Question to the Department for Education:
To ask the Secretary of State for Education, if he will make an assessment of the potential merits of compulsory knife crime education and prevention in the Personal, Social, Health and Economic or Citizenship curriculum of (a) primary and (b) secondary schools; and if he will make a statement.
We know how important it is that young people understand the dangers of knife crime. Schools can currently choose to include lessons on weapons awareness and gangs as part of their school curriculum.
Through the Children and Social Work Act 2017, the Government is making the subjects of Relationships Education compulsory in primary schools, and Relationships and Sex Education compulsory in secondary schools. These subjects will help young people understand safe, respectful and positive relationships and appropriate ways of resolving conflict. The Act also provides a power for the Secretary of State to make Personal, Social, Health and Economic (PSHE) education (or elements therein) mandatory in all schools.

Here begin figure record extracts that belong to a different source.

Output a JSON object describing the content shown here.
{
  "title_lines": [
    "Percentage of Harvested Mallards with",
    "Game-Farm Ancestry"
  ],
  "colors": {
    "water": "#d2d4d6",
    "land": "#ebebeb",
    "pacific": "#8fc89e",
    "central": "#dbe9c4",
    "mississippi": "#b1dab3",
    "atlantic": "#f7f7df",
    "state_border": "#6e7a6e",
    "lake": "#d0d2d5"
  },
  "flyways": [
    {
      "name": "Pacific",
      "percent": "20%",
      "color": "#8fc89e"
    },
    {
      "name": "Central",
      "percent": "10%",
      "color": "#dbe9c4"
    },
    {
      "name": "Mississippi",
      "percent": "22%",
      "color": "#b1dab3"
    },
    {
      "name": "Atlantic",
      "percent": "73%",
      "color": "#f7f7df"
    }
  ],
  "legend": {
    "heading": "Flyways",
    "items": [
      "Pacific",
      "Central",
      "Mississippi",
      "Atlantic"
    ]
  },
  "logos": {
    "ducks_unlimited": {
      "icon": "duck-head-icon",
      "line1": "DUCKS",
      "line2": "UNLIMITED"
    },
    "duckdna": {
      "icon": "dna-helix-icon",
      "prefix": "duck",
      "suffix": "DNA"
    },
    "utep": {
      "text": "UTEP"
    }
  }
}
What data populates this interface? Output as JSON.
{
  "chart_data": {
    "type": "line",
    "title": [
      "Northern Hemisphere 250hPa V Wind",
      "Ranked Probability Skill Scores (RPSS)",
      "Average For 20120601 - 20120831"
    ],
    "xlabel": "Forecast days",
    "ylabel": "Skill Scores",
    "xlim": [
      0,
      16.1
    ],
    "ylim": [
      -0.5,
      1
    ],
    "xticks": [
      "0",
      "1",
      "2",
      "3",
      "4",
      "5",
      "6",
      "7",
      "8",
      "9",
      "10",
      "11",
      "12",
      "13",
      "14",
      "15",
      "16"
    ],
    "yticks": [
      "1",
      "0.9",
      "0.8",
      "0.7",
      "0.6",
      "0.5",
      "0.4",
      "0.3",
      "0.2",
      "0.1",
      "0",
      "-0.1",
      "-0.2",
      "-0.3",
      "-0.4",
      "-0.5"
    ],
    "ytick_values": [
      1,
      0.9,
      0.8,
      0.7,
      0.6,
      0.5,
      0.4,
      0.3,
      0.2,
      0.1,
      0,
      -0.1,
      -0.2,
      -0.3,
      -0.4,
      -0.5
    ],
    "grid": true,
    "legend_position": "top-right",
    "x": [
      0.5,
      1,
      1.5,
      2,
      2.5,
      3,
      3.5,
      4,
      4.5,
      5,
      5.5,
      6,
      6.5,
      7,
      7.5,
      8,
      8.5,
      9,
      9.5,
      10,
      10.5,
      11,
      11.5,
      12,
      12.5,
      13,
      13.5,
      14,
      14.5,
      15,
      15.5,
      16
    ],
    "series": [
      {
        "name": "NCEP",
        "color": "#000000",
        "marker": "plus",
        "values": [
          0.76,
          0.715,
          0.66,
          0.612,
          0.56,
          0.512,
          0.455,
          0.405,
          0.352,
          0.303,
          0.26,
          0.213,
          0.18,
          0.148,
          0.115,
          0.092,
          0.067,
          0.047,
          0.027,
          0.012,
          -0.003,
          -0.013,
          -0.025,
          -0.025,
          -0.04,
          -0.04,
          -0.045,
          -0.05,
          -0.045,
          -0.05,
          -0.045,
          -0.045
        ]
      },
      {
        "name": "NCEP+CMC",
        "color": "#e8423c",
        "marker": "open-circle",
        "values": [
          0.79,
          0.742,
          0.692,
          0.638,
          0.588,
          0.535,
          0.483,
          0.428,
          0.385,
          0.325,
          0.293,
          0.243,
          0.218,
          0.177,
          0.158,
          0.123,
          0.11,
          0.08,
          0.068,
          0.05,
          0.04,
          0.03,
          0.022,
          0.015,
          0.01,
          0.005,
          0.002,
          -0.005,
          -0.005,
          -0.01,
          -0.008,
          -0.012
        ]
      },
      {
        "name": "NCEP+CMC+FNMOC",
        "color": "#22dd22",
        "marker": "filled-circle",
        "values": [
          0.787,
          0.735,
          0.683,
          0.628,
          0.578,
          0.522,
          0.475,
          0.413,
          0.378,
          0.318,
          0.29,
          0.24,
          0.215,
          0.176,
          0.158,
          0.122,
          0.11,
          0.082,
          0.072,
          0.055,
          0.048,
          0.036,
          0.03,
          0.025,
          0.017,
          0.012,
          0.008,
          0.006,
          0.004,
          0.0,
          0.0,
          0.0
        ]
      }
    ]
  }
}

The Department recently conducted a wide-ranging engagement process, including a public call for evidence, on the scope of the subjects, and on the status of PSHE. Departmental officials are assessing the evidence gathered during the engagement process, to support decisions on subject content and on the status of PSHE. The Department plans to publish the results of the engagement process shortly, alongside a consultation on draft regulations and accompanying statutory guidance, before laying the regulations in the House for debate.